With Slovenia's apparent slipping away from Belgrade's grip and turning into a quiet sideshow, the Tudjman government has come under severe public pressure for its alleged lack of decisiveness and failure to use opportunities to secure Croatia's independence.
The pressures were building with intensifying guerrilla warfare inside Croatia. Machine-gun and artillery fire echoed throughout the week in clashes involving Croatia's police, Serbian militants and Yugoslav army units in Croatia. According to official estimates, more than 250 people have died and several hundred have been wounded so far this year in the ongoing sectarian violence in Croatia.
Apart from the simmering civil war -- reports of mortar attacks, explosions, killings, road minings, attacks on police stations, nighttime artillery exchanges, and similar activities take up more than two-thirds of all radio news programs -- the vicious war of words between Serbia and Croatia is escalating. It seems increasingly unlikely that the leaders of the two republics will find a way to resolve their differences peacefully.
Croatia's Defense Minister Sime Djodan reached new heights this week when he described Serbia's strongman, Slobodan Milosevic, as a "confirmed schizophrenic." Croatia's second-in-command, Mr. Mesic, who is Yugoslavia's titular head state, created a nationwide sensation last week when he likened Milosevic to Adolf Hitler.
The purpose of such pronouncements is unclear. Mr.
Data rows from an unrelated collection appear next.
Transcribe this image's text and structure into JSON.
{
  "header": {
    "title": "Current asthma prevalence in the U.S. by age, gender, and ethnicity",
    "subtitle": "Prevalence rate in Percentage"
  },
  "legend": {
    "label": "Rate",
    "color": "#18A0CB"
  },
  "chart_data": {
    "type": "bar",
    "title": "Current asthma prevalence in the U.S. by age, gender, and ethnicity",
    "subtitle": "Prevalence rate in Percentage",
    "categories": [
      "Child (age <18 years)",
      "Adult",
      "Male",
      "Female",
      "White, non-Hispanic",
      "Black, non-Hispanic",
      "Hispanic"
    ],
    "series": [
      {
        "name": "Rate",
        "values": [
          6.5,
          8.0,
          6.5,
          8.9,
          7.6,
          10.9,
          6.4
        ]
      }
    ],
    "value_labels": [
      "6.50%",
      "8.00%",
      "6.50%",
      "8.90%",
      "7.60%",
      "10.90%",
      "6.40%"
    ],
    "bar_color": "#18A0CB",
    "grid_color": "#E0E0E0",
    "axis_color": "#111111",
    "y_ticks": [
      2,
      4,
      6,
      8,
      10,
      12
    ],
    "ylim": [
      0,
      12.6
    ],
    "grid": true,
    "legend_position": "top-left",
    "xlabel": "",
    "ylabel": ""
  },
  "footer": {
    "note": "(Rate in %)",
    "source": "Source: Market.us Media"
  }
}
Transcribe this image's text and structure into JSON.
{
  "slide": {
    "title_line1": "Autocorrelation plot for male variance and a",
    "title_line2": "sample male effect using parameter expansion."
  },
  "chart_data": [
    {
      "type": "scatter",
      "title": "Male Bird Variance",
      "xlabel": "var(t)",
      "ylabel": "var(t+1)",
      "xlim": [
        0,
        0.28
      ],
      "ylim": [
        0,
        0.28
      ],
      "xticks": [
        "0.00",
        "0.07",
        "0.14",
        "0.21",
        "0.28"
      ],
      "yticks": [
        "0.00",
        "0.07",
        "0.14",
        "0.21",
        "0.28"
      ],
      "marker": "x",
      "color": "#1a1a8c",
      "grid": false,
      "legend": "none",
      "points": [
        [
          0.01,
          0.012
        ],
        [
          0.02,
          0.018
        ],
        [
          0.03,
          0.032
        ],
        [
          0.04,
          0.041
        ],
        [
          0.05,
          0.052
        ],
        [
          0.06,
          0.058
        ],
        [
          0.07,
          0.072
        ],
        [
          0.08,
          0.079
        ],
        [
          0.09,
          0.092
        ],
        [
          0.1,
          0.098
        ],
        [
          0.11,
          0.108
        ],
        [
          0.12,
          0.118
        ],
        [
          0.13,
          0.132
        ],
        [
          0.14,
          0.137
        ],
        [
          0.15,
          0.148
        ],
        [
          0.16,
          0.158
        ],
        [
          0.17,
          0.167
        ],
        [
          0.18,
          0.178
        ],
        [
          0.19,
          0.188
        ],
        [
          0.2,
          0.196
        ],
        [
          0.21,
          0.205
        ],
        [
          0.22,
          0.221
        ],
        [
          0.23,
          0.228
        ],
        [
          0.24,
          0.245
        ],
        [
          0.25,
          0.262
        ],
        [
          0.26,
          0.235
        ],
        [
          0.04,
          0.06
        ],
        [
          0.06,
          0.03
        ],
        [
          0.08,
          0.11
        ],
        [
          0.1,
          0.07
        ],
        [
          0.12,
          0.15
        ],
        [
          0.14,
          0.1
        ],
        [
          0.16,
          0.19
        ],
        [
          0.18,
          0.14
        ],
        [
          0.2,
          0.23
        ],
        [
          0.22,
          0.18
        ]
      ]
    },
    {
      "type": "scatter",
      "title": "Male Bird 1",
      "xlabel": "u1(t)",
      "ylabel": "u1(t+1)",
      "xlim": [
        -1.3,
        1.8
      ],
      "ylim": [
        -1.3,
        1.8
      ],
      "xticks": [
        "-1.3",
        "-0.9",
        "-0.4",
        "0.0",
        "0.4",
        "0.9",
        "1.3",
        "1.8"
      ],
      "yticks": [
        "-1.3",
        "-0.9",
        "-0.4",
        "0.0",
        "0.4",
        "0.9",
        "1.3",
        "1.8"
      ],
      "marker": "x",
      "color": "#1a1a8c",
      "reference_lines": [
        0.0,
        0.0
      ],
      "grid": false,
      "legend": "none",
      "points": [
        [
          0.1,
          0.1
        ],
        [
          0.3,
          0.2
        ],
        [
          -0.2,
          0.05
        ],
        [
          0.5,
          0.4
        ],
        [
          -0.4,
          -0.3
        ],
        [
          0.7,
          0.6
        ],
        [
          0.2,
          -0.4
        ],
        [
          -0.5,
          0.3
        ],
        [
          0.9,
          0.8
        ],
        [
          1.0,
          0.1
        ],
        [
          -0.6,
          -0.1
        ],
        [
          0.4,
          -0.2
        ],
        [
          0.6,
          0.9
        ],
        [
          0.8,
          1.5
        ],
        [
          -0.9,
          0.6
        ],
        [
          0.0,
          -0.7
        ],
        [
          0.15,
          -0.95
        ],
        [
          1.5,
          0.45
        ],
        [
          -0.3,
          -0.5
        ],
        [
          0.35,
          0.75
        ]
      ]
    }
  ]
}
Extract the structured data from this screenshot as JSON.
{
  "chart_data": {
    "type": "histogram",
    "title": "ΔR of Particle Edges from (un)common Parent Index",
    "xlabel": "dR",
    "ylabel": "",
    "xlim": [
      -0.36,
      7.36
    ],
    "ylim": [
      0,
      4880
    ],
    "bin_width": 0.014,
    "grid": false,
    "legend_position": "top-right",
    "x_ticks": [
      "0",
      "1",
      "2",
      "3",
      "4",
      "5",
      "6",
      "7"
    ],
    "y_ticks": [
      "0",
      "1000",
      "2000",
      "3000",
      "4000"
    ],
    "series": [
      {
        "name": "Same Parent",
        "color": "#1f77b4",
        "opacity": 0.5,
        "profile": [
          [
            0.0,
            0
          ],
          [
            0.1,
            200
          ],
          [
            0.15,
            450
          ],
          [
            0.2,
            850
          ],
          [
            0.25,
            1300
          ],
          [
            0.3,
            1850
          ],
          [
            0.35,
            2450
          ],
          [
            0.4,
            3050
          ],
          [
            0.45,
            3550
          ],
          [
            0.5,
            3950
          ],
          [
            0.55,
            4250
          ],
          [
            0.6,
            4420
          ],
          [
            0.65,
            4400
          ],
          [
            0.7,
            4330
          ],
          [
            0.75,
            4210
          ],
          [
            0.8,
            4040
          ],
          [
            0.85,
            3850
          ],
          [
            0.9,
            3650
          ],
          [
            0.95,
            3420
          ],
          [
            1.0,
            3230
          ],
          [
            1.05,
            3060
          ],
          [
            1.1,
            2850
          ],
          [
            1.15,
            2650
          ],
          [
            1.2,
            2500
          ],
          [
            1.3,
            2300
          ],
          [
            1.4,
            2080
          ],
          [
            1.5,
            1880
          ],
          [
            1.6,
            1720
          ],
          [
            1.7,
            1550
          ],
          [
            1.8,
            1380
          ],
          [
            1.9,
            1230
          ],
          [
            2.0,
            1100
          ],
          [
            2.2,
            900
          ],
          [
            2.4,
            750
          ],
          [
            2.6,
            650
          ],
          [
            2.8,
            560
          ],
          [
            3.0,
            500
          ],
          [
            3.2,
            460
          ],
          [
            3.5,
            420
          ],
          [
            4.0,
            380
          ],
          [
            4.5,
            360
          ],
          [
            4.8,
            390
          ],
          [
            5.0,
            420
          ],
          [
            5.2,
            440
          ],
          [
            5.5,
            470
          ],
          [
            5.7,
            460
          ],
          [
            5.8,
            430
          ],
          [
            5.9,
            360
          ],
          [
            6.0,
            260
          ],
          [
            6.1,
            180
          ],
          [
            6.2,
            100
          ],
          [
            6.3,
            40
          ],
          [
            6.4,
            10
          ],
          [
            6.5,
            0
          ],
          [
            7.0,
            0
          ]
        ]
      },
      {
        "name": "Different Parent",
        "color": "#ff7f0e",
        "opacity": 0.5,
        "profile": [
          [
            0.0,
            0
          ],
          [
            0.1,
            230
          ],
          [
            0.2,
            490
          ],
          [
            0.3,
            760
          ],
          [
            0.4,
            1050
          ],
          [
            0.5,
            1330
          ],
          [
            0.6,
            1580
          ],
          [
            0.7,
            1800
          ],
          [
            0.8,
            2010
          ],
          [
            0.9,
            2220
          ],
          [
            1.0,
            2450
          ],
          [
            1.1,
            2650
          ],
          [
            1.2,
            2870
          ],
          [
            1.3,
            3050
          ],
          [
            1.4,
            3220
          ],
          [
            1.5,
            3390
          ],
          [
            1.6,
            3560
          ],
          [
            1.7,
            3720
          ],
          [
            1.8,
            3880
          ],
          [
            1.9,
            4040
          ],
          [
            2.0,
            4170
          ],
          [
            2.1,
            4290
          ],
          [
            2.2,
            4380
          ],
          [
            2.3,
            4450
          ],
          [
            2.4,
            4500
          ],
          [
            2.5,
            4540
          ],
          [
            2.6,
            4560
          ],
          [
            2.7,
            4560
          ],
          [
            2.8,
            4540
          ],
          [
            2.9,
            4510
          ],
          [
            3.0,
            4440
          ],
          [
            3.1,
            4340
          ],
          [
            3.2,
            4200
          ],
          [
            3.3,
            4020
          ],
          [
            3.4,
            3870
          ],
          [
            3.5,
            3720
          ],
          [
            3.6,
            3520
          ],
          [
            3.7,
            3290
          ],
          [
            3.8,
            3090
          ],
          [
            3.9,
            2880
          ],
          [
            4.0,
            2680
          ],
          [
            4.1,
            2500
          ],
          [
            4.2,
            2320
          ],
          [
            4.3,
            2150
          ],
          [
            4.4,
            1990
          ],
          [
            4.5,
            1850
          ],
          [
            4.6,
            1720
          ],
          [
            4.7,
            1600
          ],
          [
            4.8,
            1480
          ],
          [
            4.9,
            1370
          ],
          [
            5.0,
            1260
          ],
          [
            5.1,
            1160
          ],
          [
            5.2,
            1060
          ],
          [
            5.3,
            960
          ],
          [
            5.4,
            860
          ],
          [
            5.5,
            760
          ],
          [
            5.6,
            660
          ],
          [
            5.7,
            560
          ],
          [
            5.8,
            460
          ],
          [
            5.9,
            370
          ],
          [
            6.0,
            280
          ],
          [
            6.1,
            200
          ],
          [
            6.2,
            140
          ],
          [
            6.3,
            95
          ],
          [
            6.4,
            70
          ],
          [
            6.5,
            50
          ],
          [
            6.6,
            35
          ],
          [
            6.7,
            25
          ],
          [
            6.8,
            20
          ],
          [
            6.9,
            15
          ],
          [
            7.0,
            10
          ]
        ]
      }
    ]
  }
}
Mesic's statement was given wide publicity in Serbia, where it was used to show that the Croatian politician lacked balance and a sense of propriety. Western diplomats who know Mr. Mesic were puzzled by his statement, suggesting he may have deliberately sought to inflame ethnic tensions.
Opinion was further inflamed by Croatia's President Tudjman, who said in a separate interview that the crisis between Serbia and Croatia could be overcome by a division of the central republic of Bosnia and Herzegovina.
The idea that Bosnia and Herzegovina should be carved up was discussed in two private meetings between Mr. Tudjman and Mr. Milosevic this spring, according to knowledgeable diplomatic sources. But this was the first time that the sensitive, complex issue was raised in public, provoking an adverse reaction particularly among Moslems, who comprise almost 50 percent of Bosnia and Herzegovina's 4.5 million population.
Croatia's defense minister, presumably to counter the adverse impact among the Moslems, said, "We support an independent Bosnia and Herzegovina. In fact, we welcome it because we know that Bosnia would like to join us in a federation as sort of [a] customs union."
Meanwhile, there are abundant signs that the federal army is rapidly disintegrating. About 600 reservists in Bosnia this week turned in their weapons and uniforms and then went home in protest. "We are not going to shoot at any Yugoslavs, no matter who they are," the protesters shouted.
In Montenegro, only one out of four reservists responded to a call-up. Even in Serbia, young recruits staged a dramatic protest when they announced their defection from the army before the television cameras. Several hundred soldiers turned in their winter uniforms -- the army had no summer clothes to give them -- and they jeered a general who was dispatched to restore order. The soldiers spoke of complete collapse of order and discipline and said the tanks they were given were old and in bad repair.
Another sign of chaos was the flood of refugees. Tens of thousands are fleeing the disputed lands of eastern Croatia, including Serb women and children crossing the Danube River into Serbia, while Croat families board up their homes and move westward.
As if all that were not enough, the Serbian National Council for Slavonia, Baranja and Western Srem formally proclaimed themselves an autonomous region this week -- yet another move seen as a prelude to Serbia's takeover of eastern Croatia.